If composers and arrangers have long reworked the music of Johann Sebastian Bach, they have followed the lead of none other than the composer himself, for Bach was an inveterate transcriber of his own music and the music of others. For solo organ Bach transcribed Vivaldi’s Concerto for two violins Op. 3 No. 8, while his G major Concerto BWV 592 acknowledged the musical efforts of Prince Johann Ernst, nephew of his employer at Weimar, discreetly tidying and improving details in the process. Bach’s great Mass in B minor is a compilation of his earlier compositions, while the exuberant opening sinfonia of Cantata No. 29 is an expansion of the Prelude from his E major Partita for solo violin.

From soon after Bach’s death composers picked up the challenge, transcribing and adapting Bach’s music to create new works of their own. Some of these are faithful transcriptions, merely taking Bach’s music and re-scoring it for other instruments, as for example Mozart’s arrangements of fugues from The Well-Tempered Clavier for string quartet, K 405, or Samuel Wesley’s transcriptions of the Trio Sonatas for Organ, which simply give each of the three lines of the original to three hands at one piano. Such adaptations brought the original music to a wider audience and perhaps enabled a deeper appreciation of it – if contrapuntal lines can become obscured on the relatively monochrome palette of a keyboard instrument (especially the unvarying tones of a harpsichord or organ), then they could be heard much more readily separated out onto different instruments or performed by different players.

For other composers the temptation to embellish the original proved too strong. Schumann’s piano accompaniments to the six cello suites fill out the implied harmonies on the piano, but at least in textures more sparse and with more respect for Bach’s harmony than the full accompaniments to the same pieces by his compatriot Friedrich Stade.

From the mid-19th century comes an even more famous example, Gounod’s Ave Maria: Meditation sur le 1er Prélude de J. S. Bach. Originally published for violin (or cello) and piano and harmonium, with a later sung version adding the “Ave Maria” text, this ingeniously took Bach’s C major Prelude from Book 1 of The Well-Tempered Clavier and used it as the accompaniment to a newly composed melody. Gounod attempted to repeat the trick later in his life, adding a melody to Bach’s Lute Prelude BWV 999 to create a second “Ave Maria,” but this lacks the melodic grace of its predecessor – there are very few Bach pieces simple enough also to work satisfactorily as accompaniments.

From the same period we have Franz Liszt’s transcriptions of Bach music (often organ compositions) for piano, with left-hand octaves mimicking the organ pedals, and virtuosic figuration in the right hand scooping up much of the writing for manuals.

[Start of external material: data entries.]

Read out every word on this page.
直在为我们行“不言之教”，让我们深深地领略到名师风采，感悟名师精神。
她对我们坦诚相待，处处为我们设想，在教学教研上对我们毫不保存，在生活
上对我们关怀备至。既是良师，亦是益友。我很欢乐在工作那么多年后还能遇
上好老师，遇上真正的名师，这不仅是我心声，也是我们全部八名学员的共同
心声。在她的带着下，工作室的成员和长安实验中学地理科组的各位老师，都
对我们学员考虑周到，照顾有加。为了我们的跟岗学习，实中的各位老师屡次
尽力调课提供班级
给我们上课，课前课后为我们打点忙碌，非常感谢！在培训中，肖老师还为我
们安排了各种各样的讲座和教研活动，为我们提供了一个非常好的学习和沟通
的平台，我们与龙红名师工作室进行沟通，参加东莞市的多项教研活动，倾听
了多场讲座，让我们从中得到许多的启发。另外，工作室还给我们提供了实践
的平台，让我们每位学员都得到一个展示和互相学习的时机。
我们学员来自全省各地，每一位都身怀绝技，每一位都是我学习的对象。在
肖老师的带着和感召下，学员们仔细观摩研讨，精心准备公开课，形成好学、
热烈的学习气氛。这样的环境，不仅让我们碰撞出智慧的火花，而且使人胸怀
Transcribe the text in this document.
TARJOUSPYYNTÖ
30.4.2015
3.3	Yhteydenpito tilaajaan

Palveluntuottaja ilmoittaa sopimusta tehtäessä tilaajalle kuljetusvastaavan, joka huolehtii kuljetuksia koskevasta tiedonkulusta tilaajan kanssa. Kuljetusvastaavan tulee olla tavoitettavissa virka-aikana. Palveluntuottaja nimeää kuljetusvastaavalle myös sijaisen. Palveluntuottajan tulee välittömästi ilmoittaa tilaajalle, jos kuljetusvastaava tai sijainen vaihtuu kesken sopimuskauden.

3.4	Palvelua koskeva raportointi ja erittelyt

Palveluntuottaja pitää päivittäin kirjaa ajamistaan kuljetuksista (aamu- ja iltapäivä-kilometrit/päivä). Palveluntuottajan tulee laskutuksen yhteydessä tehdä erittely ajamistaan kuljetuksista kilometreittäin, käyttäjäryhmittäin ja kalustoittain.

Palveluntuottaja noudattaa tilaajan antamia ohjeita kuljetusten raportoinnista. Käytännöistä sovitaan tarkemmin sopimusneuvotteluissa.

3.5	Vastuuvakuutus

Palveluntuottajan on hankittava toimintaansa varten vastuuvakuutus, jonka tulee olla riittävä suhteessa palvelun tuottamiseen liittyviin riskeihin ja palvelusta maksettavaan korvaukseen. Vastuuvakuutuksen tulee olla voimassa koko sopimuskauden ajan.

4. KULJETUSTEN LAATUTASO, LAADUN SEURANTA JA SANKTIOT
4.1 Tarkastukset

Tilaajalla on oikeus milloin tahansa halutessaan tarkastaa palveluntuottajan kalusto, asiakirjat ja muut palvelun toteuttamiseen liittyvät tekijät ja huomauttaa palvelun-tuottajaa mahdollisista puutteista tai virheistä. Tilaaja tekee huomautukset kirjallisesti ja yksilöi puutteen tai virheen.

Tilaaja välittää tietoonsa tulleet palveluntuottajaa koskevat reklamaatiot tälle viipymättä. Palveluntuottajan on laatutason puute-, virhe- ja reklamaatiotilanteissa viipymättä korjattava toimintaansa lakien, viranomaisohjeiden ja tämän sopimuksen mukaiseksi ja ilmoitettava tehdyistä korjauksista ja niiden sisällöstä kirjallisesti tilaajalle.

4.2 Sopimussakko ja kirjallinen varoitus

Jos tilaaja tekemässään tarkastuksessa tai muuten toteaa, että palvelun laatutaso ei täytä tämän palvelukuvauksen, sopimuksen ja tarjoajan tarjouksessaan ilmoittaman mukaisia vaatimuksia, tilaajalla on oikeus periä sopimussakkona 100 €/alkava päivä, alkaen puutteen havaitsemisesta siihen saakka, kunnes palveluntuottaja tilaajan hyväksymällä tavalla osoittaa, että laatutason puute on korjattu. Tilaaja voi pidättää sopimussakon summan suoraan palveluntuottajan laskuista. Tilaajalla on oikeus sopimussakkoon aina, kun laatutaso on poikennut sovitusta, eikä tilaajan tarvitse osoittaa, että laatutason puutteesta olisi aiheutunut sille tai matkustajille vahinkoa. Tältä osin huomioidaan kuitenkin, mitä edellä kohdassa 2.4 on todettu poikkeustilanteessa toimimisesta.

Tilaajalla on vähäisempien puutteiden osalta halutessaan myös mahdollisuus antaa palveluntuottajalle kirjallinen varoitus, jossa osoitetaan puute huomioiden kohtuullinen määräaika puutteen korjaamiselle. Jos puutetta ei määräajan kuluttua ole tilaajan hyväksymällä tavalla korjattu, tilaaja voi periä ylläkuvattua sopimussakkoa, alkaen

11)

This approach reached its apogee 50 years later in the transcriptions of the Italian pianist Ferruccio Busoni, who in a multi-volume series spanning some 30 years published his piano adaptations of Bach’s keyboard music. Using the whole range of the keyboard, and with passages doubled in octaves and sixths, these employ the full panoply of the piano’s capabilities to capture the grandeur of Bach’s originals.

Twentieth-century composers are no exception to those eager to adapt Bach’s music. An unlikely duo of Elgar and Schoenberg both orchestrated organ works by Bach, with very different results. Bach’s music has also been the inspiration for jazz musicians, from Django Reinhardt comping energetically to violinists swinging the opening movement of the double violin concerto, to the many improvisations of Jacques Loussier.

It is perhaps a mark of the respect musicians have for Bach’s music that so many have used it as the basis of new works, and it is a tribute to its strength that it can withstand this adaptation and remain recognisably itself. The foundation of Bach’s music is a logical counterpoint driving individual lines set within clear harmonic structures, and as such the component parts can readily be redistributed amongst other instruments, even as the arranger adds details and fingerprints of their own. It’s hard to imagine musicians will ever lose their fascination for this most inspirational of composers.